Within each of Nirvanix’s storage nodes is a global namespace layered over a clustered file system, running on Dell servers residing in colocation facilities. These nodes also perform automatic load balancing by making multiple copies of “popular” files and spreading them over different servers within the cluster. With this storage infrastructure, the company is claiming that it can offer users a wider pipe as well as a faster one, allowing file transfers of up to 256 GB. Moving forward, according to CEO Patrick Harr, the company plans to offer an archival node for “cold storage” within 6 months.
One potential issue for the company in comparison to S3 is a lack of financial clout to match Amazon. Building out the storage node infrastructure will be an expensive proposition in comparison to creating software and running a typical data center, and so far, the company says it has received just $12 million in funding, some from venture capital firms and some from research grants. However, it also says 25 customers have already signed up for beta testing, and says one of those customers is supporting 50 million end users.

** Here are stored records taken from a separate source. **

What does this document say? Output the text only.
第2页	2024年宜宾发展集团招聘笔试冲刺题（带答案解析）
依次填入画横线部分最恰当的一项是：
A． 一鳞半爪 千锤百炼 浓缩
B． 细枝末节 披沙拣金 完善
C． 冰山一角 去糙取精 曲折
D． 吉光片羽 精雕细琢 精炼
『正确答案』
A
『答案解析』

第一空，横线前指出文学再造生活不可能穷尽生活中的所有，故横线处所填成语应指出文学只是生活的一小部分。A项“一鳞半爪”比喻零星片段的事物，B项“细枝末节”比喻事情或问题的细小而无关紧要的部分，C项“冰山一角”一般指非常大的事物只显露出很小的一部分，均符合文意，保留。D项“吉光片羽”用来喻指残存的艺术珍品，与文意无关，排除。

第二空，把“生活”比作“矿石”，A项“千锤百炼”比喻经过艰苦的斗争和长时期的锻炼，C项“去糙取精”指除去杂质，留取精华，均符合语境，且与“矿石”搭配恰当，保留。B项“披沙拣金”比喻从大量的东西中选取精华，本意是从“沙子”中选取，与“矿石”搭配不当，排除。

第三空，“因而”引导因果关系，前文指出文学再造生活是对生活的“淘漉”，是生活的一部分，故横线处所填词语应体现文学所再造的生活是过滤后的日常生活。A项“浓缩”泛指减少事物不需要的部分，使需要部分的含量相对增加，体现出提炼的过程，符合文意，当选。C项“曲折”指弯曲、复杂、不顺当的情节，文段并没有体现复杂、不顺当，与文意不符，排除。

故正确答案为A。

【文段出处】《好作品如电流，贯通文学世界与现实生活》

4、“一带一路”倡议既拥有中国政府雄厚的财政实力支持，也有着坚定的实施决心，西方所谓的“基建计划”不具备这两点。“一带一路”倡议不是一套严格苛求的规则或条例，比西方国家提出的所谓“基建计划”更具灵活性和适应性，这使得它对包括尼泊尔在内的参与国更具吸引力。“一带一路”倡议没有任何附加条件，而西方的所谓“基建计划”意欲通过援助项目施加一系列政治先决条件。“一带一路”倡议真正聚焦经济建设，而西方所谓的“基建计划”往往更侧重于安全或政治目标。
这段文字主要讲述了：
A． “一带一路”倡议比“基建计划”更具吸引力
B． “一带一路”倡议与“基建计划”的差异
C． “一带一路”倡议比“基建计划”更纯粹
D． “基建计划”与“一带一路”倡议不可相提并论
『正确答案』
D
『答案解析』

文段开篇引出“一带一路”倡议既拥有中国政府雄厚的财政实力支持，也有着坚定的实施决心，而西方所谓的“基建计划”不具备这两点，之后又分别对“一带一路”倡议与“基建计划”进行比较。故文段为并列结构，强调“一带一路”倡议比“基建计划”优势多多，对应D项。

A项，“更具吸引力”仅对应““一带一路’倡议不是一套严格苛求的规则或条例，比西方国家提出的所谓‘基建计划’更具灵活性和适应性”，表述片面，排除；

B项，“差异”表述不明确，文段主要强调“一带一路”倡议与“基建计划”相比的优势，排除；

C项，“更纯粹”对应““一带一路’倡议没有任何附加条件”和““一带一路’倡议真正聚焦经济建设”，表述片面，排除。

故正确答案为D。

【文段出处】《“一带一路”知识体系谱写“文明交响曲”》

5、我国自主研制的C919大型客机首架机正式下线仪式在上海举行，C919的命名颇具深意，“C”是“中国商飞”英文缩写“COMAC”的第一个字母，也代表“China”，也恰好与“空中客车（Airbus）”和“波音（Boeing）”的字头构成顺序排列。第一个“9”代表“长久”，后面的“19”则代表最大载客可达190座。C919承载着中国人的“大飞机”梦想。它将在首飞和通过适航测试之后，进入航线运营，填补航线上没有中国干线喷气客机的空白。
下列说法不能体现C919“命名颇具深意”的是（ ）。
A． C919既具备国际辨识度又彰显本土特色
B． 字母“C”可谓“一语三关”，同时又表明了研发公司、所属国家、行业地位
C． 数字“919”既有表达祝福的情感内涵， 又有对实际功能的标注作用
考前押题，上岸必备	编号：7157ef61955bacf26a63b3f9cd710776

Base pricing for the service is 18 cents per stored gigabyte per month, a “slight premium” over Amazon’s price according to Harr. The company is hoping that it can increase sales volume and drive down the price.
Meanwhile, on the consumer/SMB side, a company called Intronis LLC is souping up its features in the hopes of gaining traction in the low end of the storage market. Version 3.0 of its eSureIT backup service will allow users to create a tapelike rotation scheme for files, creating backup sets and setting policies for data retention on a weekly, monthly and yearly basis. The company has added a plugin it calls Before and After, which will allow users to create scripts dictating what their computer systems should do before, during or after engaging with the Intronis service — for example, the script can have the user’s machine shut down applications prior to backup and restart them after backup has finished. Another new plugin will allow mailbox and message-level backups and restores of Exchange databases, and adds a text search for email repositories.
But the biggest new development, and the one that’s taken it the better part of two years to develop, according to Sam Gutmann, co-founder and CEO, is a feature the company is calling Intelliblox, which like other enterprise-level backup services such as Asigra, backs up only changed blocks over the wire. The feature uses a set of checksum and hashing algorithms to identify blocks and keep them together with their corresponding files (an existing feature of Intronis’s service is total separation between the company’s admins and users’ data — each user is given an encryption key to access its storage at Intronis’s data center, and Intronis says it has no way of reading any of its customer data).
This use of hashing algorithms also has this blogger wondering if they might also be able to offer fixed-content archiving down the road.